全前置胎盤の、前後壁付着の胎盤のため縦に切開を入れ胎盤の位置をエコーで確認しながら切ったが
胎盤を切らないために臍の横までメスをいれることになった。そのおかげで赤ちゃんも苦しまずに取り出せたということ。
心配していた胎盤の癒着もなく、するっとはがれてくれたこと。
出血量も前置胎盤にしてはかなり少なく、羊水込みで1100ccでおさまったこと。そのため自己血も400cc戻すだけらしいこと。
100点満点の手術だったと、主治医が言っていたらしい。
ベッドでうとうとしていると、赤ちゃんがGCUに入ったことを知らされる。
出産時は元気に産声をあげてくれた息子だが、途中で呼吸が乱れてしまったため、酸素チューブをつけて経過観察しているとのこと。

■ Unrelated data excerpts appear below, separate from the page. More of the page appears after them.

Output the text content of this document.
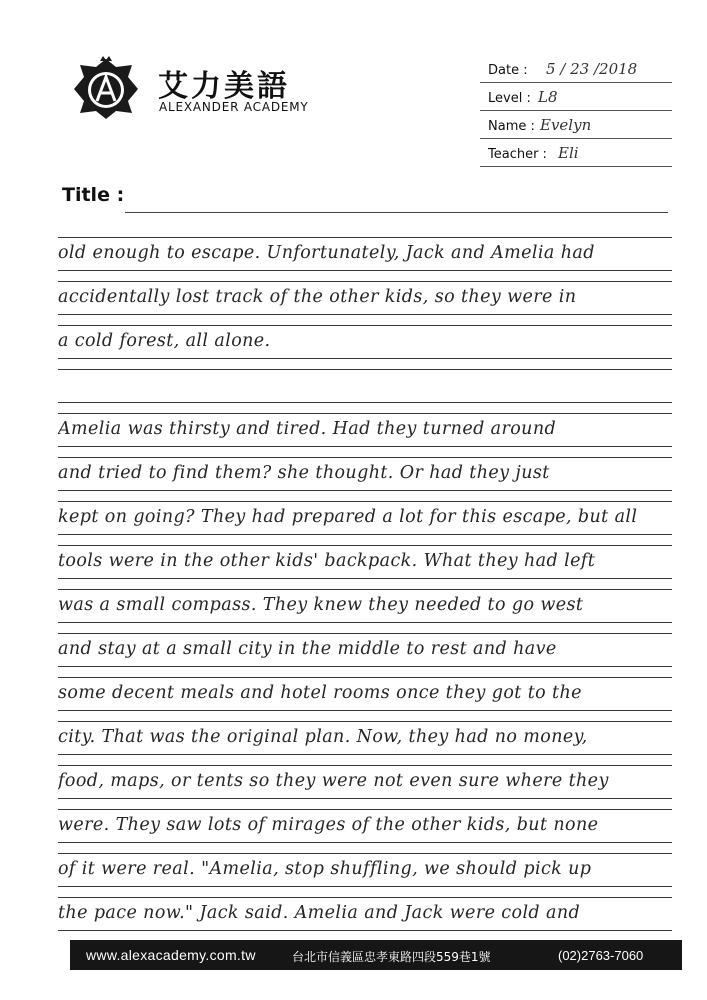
艾力美語
ALEXANDER ACADEMY
Date : 5 / 23 /2018
Level : L8
Name : Evelyn
Teacher : Eli
Title :
old enough to escape. Unfortunately, Jack and Amelia had
accidentally lost track of the other kids, so they were in
a cold forest, all alone.
Amelia was thirsty and tired. Had they turned around
and tried to find them? she thought. Or had they just
kept on going? They had prepared a lot for this escape, but all
tools were in the other kids' backpack. What they had left
was a small compass. They knew they needed to go west
and stay at a small city in the middle to rest and have
some decent meals and hotel rooms once they got to the
city. That was the original plan. Now, they had no money,
food, maps, or tents so they were not even sure where they
were. They saw lots of mirages of the other kids, but none
of it were real. "Amelia, stop shuffling, we should pick up
the pace now." Jack said. Amelia and Jack were cold and
www.alexacademy.com.tw	台北市信義區忠孝東路四段559巷1號	(02)2763-7060
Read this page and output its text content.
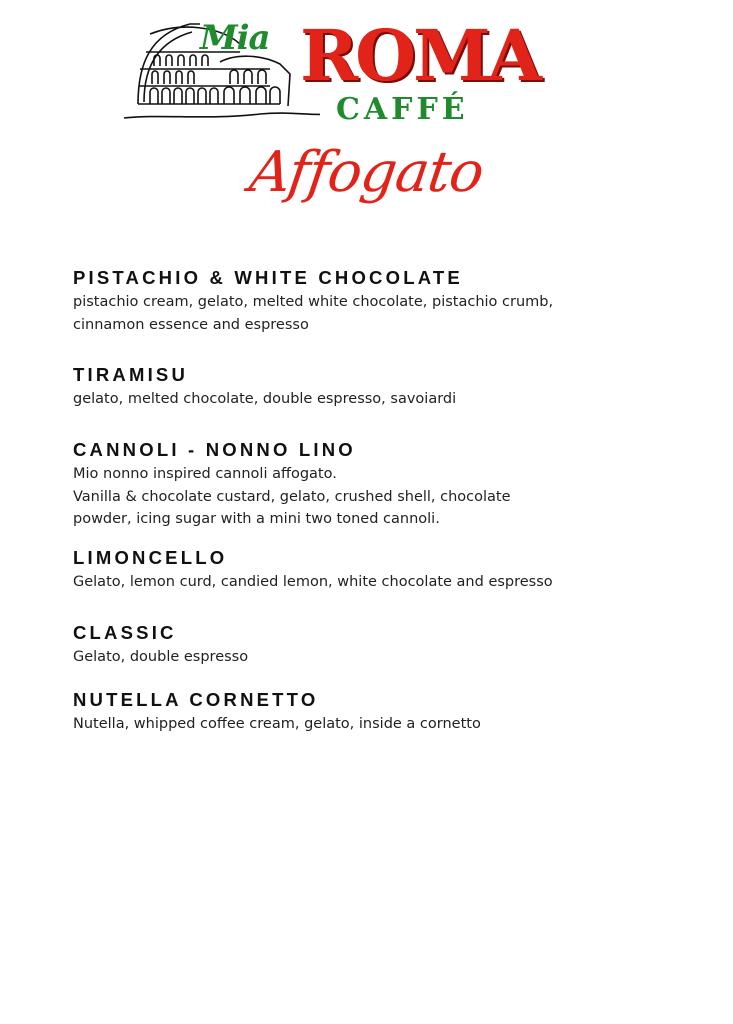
Mia ROMA
CAFFÉ
Affogato
PISTACHIO & WHITE CHOCOLATE
pistachio cream, gelato, melted white chocolate, pistachio crumb,
cinnamon essence and espresso
TIRAMISU
gelato, melted chocolate, double espresso, savoiardi
CANNOLI - NONNO LINO
Mio nonno inspired cannoli affogato.
Vanilla & chocolate custard, gelato, crushed shell, chocolate
powder, icing sugar with a mini two toned cannoli.
LIMONCELLO
Gelato, lemon curd, candied lemon, white chocolate and espresso
CLASSIC
Gelato, double espresso
NUTELLA CORNETTO
Nutella, whipped coffee cream, gelato, inside a cornetto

ベッドから動けない私の代わりに、看護師が写真と動画を撮ってきてくれた。
裸にオムツで心電図と、酸素チューブに繋がれている息子は眠っていた。
当日は会いにも行けず、歯痒かった。
看護師が撮影してきてくれたGCUの息子。
帝王切開後でも搾乳しにきたなんて書いてあるブログもあったが、私の場合はそんなことはなかった。
初乳をあげたかったのでむしろ搾乳してほしかったのだが
こんな感じで手術当日はあっという間に一日が過ぎた。
身体にも精神的にもストレスを感じたせいか、
喉乾いたとか、お腹すいたとか考える余裕はなかった。
ちなみに夜は点滴の交換でしょっちゅう起こされた。(リストバンドについてるバーコードを読み取って、名前を患者に確認させてからじゃないと点滴できない)

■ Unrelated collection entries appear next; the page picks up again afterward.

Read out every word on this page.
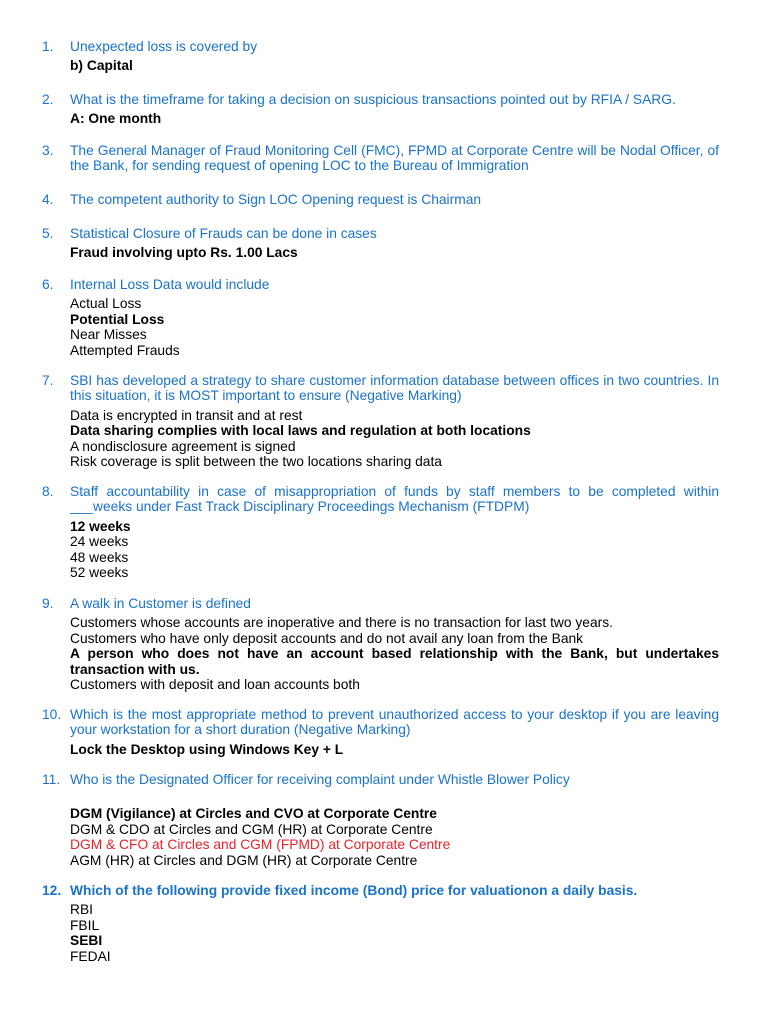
1. Unexpected loss is covered by
b) Capital
2. What is the timeframe for taking a decision on suspicious transactions pointed out by RFIA / SARG.
A: One month
3. The General Manager of Fraud Monitoring Cell (FMC), FPMD at Corporate Centre will be Nodal Officer, of the Bank, for sending request of opening LOC to the Bureau of Immigration
4. The competent authority to Sign LOC Opening request is Chairman
5. Statistical Closure of Frauds can be done in cases
Fraud involving upto Rs. 1.00 Lacs
6. Internal Loss Data would include
Actual Loss
Potential Loss
Near Misses
Attempted Frauds
7. SBI has developed a strategy to share customer information database between offices in two countries. In this situation, it is MOST important to ensure (Negative Marking)
Data is encrypted in transit and at rest
Data sharing complies with local laws and regulation at both locations
A nondisclosure agreement is signed
Risk coverage is split between the two locations sharing data
8. Staff accountability in case of misappropriation of funds by staff members to be completed within ___weeks under Fast Track Disciplinary Proceedings Mechanism (FTDPM)
12 weeks
24 weeks
48 weeks
52 weeks
9. A walk in Customer is defined
Customers whose accounts are inoperative and there is no transaction for last two years.
Customers who have only deposit accounts and do not avail any loan from the Bank
A person who does not have an account based relationship with the Bank, but undertakes transaction with us.
Customers with deposit and loan accounts both
10. Which is the most appropriate method to prevent unauthorized access to your desktop if you are leaving your workstation for a short duration (Negative Marking)
Lock the Desktop using Windows Key + L
11. Who is the Designated Officer for receiving complaint under Whistle Blower Policy
DGM (Vigilance) at Circles and CVO at Corporate Centre
DGM & CDO at Circles and CGM (HR) at Corporate Centre
DGM & CFO at Circles and CGM (FPMD) at Corporate Centre
AGM (HR) at Circles and DGM (HR) at Corporate Centre
12. Which of the following provide fixed income (Bond) price for valuationon a daily basis.
RBI
FBIL
SEBI
FEDAI
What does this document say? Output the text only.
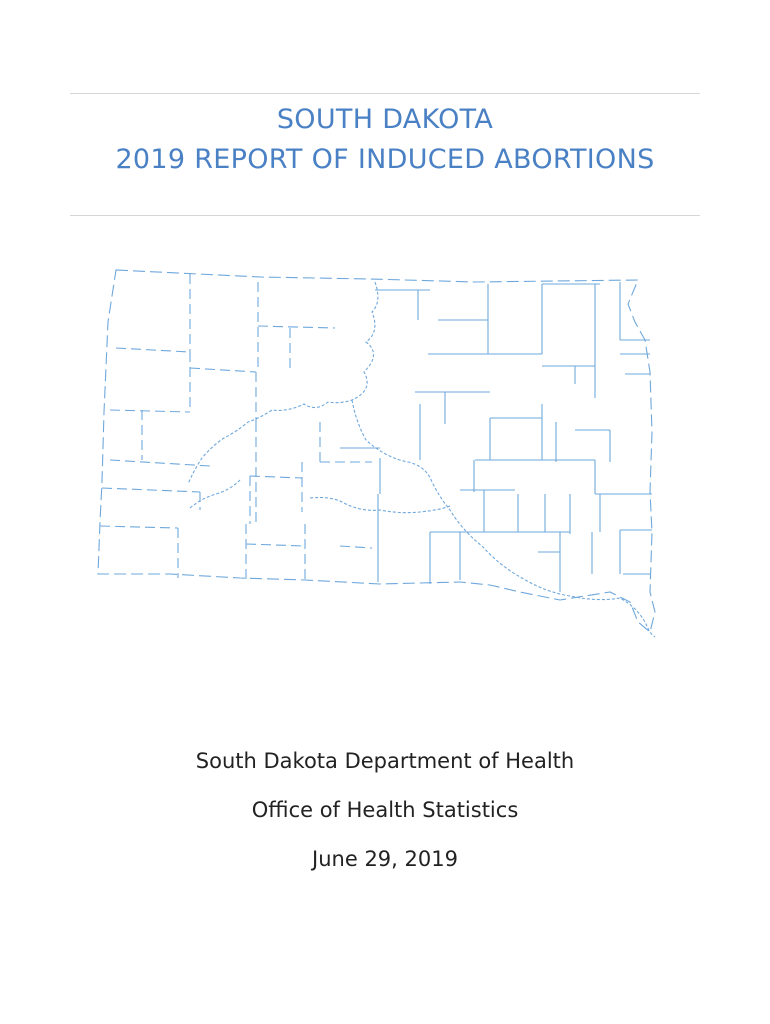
SOUTH DAKOTA
2019 REPORT OF INDUCED ABORTIONS
South Dakota Department of Health
Office of Health Statistics
June 29, 2019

私のいたところがMFICUだったからなのか、カーテン越しの他の人も夜中に何回も点滴を変えていて
基本的には懐中電灯の光だけで点滴を変える作業をしてくれるのだが、
それでも眩しくて起きてしまう。
自分の時と、隣人の時に起きてしまうので、
体感的には1時間に一回起きていた気がする。
MFICU。スペースの広い大部屋みたいなかんじ。
MFICUには4日いたのだが、その間中睡眠はまとめて取れなかった。
まさか病院で寝不足になろうとは。